1. Individuals of the same species co-operate in caring for the young.
2. There is a reproductive division of labour.
3. There is an overlap of at least 2 generations in life stages capable of contributing to colony behaviour.
Bees, whether social or solitary, eat pollen and nectar all their lives. So bees need flowers, and many flowers cannot breed without the pollinating ability of bees. In California every year about 1,000,000 hives (about 10 billion bees in all) are transported in from other parts of the US just to pollinate the almond crop in February.
Plants reward their pollinators with nectar - it has no other use. Most bees carry the nectar in their stomach (bumblebee honeystomach) and regurgitate it in the nest or hive.
Some species store the nectar, which with the evaporation of some water and the addition of enzymes from the bee's stomach, becomes what we know as honey.
Pollen is carried home either in pollen baskets on the bee's hind pair of legs (see left), or on thick hairs on the undersides of the abdomen.
The Apis mellifera (honeybee) genome has been published recently.
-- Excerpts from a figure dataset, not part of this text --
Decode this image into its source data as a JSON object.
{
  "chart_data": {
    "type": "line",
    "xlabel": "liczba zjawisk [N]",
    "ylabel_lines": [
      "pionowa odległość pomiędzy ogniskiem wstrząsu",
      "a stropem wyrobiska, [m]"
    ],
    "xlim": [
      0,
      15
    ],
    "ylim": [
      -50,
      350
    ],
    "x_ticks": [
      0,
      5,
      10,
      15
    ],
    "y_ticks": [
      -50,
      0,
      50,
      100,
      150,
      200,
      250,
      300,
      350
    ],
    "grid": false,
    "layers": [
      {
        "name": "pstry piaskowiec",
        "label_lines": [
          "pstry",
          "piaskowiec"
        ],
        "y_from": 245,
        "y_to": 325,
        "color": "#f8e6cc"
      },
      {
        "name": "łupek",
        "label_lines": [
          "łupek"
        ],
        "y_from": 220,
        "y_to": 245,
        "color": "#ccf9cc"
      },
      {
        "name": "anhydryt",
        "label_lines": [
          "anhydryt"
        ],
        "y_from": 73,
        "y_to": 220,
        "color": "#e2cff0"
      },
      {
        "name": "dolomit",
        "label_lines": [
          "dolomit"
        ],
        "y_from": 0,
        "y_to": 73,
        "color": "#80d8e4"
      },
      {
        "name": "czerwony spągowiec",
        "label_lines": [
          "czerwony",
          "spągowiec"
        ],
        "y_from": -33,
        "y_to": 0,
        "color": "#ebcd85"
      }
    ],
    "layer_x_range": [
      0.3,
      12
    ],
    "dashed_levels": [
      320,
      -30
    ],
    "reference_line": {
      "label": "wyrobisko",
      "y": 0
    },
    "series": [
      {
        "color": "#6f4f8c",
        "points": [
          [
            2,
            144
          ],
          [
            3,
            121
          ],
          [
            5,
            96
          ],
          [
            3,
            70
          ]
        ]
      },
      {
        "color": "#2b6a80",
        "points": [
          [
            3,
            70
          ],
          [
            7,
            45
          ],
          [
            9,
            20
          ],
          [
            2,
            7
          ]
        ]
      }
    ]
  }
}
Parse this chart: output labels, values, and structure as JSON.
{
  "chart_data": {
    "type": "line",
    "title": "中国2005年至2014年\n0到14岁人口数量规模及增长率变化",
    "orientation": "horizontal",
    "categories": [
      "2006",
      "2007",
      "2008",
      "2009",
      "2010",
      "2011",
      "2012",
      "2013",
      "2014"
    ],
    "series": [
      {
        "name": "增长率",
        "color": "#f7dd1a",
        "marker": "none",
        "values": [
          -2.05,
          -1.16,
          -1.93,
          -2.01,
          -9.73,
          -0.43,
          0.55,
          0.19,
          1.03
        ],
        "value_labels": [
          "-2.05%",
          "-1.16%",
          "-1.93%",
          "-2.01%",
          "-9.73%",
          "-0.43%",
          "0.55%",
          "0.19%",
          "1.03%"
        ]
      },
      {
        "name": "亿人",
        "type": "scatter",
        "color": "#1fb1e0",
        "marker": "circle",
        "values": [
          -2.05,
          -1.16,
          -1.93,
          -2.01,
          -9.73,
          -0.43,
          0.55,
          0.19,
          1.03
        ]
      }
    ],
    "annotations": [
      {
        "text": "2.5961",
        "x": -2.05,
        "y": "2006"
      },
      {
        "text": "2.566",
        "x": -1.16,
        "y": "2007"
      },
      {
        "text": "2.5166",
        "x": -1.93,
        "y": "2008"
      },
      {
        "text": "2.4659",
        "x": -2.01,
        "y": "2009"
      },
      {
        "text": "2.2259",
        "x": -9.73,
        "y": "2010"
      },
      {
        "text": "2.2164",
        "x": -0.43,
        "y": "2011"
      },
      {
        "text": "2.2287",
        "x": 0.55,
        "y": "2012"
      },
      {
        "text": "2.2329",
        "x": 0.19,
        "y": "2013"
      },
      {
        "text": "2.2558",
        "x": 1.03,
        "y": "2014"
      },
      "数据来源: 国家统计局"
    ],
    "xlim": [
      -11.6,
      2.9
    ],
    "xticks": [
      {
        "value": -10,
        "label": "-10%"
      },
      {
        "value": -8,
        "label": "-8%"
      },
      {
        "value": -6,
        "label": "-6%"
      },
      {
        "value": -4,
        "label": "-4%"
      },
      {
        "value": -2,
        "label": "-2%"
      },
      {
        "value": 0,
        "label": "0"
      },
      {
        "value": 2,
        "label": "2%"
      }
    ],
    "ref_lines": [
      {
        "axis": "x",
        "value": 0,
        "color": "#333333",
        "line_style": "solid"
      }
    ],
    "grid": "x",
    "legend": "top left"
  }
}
It is the fourth insect to have its genome sequenced, the others are the mosquito, fruit fly and the silk moth.
The colour of honeybees varies according to the species, but is usually brown and covered in brown/gray hairs. The honeybee is not nearly as hairy as the bumblebee. The body of the queen is similar to that of the workers, but she is a little larger.
Bees were sacred to the ancient Egyptians. They believed bees descended from the tears of Ra, the sun god, as he landed on earth. The bee was a symbol of kinship, and jars of honey were placed in tombs to aid the journey of the departed into the next life.